There were serious arguments, arguments of substance, against the treaty, and serious people -- both inside and outside the Senate -- who opposed ratification. These people believe that a test ban would pose too great a risk to U.S. national security. They argued that, without testing, the reliability and credibility of the U.S. nuclear arsenal would erode over time, and that a treaty could not prevent America's adversaries from developing, perhaps clandestinely, nuclear arsenals of their own.

We believe that, on balance, the substantive arguments weighed far more heavily in favor of ratification. Experts with long experience in nuclear testing agree that computer simulation, if adequately funded, could ensure the reliability of the arsenal. Even were there some weaknesses in such simulation, no adversary could ever assume U.S. nuclear weapons would not work. The deterrent would remain sound. And while ratification could not guarantee that all other countries would follow the U.S. lead, it would clearly make such restraint more likely and more verifiable, at little or no cost to U.S. security. A test ban treaty would lock in a huge American advantage in nuclear technology.

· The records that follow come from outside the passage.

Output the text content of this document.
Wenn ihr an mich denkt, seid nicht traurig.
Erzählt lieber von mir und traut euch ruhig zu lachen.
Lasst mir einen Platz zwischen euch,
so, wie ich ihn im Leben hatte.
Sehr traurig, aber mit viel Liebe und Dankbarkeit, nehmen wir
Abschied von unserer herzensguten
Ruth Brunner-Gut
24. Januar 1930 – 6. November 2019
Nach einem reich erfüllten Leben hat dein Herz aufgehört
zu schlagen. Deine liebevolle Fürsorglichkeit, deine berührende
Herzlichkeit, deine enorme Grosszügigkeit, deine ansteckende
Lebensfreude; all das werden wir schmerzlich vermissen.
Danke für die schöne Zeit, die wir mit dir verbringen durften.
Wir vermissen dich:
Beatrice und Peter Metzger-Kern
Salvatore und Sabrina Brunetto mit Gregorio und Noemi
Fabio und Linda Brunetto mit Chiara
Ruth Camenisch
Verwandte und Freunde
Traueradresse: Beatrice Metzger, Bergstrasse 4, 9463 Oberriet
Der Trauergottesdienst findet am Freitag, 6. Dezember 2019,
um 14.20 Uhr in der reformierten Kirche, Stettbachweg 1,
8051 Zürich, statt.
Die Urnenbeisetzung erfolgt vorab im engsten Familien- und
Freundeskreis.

The recklessness of last night's Senate action lies not only in the majority's unwillingness to ratify but also in some senators' determination to push ahead now for partisan advantage. Even Republicans who favored the treaty, or claimed to want a delay, lacked the courage to vote accordingly. Republicans understandably enjoyed the discomfort of Democrats who had pressed for an early vote, only to discover -- once their wish was granted -- that they could not prevail. It would have been understandable to let the White House and Democrats squirm for a time, to find a way to score a political point -- and then to do the right thing for the nation. That's not what happened last night.